コラム

 公開日: 2012-10-08  最終更新日: 2012-11-06

災害で経営が悪化したことによる有期雇用の雇止め

大きな災害に見舞われた結果、経営が悪化することが想定されます。経営悪化で企業を苦しめるのは、運転資金のショートですが、そのダメージに対する対処法としましては、賞与の減額・カットや賃金の減額、昇給カット、採用停止、残業削減などが最初に考えられるところです。

それでも、追い付かない場合に、最後の手段として、従業員数の削減に進まざるを得ない状況になることもあり得るところです。近年は、正社員、パートタイム従業員、有期雇用従業員など雇用形態が多様化し、企業も多様な雇用形態の従業員を雇用していることがめずらしくなくなっています。

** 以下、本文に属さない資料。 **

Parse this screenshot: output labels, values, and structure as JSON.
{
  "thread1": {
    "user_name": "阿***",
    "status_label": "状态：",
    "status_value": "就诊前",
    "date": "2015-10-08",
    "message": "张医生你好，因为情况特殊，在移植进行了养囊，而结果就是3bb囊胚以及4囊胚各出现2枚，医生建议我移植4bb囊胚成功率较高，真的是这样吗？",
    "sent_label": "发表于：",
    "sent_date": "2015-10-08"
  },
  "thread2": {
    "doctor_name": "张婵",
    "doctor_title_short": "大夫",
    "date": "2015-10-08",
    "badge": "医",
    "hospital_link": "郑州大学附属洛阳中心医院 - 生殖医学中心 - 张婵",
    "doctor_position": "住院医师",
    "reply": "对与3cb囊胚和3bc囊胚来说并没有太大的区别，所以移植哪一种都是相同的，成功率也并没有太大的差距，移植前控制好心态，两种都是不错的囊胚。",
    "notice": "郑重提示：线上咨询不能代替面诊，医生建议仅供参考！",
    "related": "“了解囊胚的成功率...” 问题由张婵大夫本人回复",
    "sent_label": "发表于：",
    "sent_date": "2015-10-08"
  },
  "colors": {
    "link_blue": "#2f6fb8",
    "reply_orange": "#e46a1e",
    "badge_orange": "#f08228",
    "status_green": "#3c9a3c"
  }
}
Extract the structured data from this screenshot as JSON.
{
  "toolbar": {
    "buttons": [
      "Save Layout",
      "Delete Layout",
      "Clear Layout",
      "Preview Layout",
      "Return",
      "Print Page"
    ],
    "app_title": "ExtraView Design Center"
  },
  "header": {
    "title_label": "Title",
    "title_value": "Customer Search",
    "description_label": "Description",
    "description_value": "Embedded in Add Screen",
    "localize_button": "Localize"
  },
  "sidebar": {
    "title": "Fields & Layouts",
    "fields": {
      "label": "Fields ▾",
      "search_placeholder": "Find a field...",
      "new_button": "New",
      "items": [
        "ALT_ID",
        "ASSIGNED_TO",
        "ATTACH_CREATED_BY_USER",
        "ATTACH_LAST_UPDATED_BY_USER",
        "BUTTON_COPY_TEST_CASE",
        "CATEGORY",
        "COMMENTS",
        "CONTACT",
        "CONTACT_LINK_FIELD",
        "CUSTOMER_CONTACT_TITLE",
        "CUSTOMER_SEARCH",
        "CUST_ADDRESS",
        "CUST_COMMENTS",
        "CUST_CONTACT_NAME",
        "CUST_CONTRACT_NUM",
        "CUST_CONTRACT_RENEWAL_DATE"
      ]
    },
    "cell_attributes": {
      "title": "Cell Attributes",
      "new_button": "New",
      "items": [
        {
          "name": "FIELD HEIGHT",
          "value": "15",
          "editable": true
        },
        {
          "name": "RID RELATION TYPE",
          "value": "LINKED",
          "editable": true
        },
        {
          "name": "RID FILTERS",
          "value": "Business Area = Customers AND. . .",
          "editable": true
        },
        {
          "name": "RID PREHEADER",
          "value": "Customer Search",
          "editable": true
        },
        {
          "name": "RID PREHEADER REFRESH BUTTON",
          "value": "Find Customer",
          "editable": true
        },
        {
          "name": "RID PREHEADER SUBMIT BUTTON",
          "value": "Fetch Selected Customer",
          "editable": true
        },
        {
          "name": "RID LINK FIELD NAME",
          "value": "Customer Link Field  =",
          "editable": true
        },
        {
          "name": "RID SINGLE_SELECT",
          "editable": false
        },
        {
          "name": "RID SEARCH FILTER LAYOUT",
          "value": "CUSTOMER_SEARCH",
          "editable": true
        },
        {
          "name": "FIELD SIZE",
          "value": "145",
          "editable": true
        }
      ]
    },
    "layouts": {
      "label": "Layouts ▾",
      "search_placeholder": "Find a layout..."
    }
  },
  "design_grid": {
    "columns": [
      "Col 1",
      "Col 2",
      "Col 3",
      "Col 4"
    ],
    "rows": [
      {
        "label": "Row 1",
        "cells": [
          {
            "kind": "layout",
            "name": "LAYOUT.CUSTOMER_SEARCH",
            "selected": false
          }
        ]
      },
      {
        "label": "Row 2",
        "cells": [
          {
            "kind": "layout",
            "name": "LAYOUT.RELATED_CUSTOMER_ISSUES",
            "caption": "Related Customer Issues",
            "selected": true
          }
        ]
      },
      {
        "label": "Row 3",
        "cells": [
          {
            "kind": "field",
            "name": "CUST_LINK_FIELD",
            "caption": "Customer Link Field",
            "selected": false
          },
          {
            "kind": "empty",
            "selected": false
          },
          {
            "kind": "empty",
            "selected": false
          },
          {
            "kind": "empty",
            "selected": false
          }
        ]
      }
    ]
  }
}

まず、人員削減の場合、このような多様な契約形態の従業員がいて、有期雇用の人員削減に着手していいのかが問われることになります。ちなみに、有期雇用の雇止めとは、期間の定めのある雇用契約で働く従業員の契約を更新しないこと(更新を拒絶すること)です。

この点に関して、裁判例では、正社員の雇用維持を優先するという趣旨で、有期雇用従業員の雇止めから着手することは一定の合理性があるとされています。

次に、有期雇用の一部の従業員を雇止めする場合、対象労働者の選択に根拠が必要になります。

正社員の雇用維持を守る考えから、会社との雇用関係が強い従業員が守られると考えられますので、有期雇用においても、更新回数の多さ、更新されてきた期間の長さなどが、優先性を決める根拠として考えられます。

したがいまして、更新してきた期間がかなり長い場合は、簡単に有期雇用の雇止めができない可能性もでてきますが、具体的な線引きは実態によって異なってきます。

さらに、雇止めの場合は、期間の定めのある雇用の期間満了による終了(自動退職)か、解雇かが実態によって判断されることになります。この点は、確立されています判例法理があり、それにしたがって、あてはめがされることになります。

有期雇用契約が、期間の定めがない雇用契約とかわらないような実態にあった場合、あるいは、継続して雇用されると期待されるような実態にあった場合は、期間の定めのない雇用契約(無期契約)と変わらないとみなされることになります。

形式的に期間の定めのある雇用契約でも、実質的に、このように無期契約とみなされた場合の有期雇用契約の雇止めは、解雇と取り扱われます。そのうえで、解雇だとしても、雇止めと認められる理由があるか、雇止めが酷ではないかについてチェックをすることになります。

なお、有期契約が無期契約とみなされるかどうかは、有期契約の更新手続きの実態、更新回数などから総合的にみることになります。有期契約がその実態がない(形骸化)と判断されないように、経営上、有期雇用に正当な目的があり、更新手続きがしっかりするようにしておきたいところです。

いざとうときに、違法性のある判断をしないためにも、平常時に、雇用形態に応じた対応の仕方を検討しておきたいところです。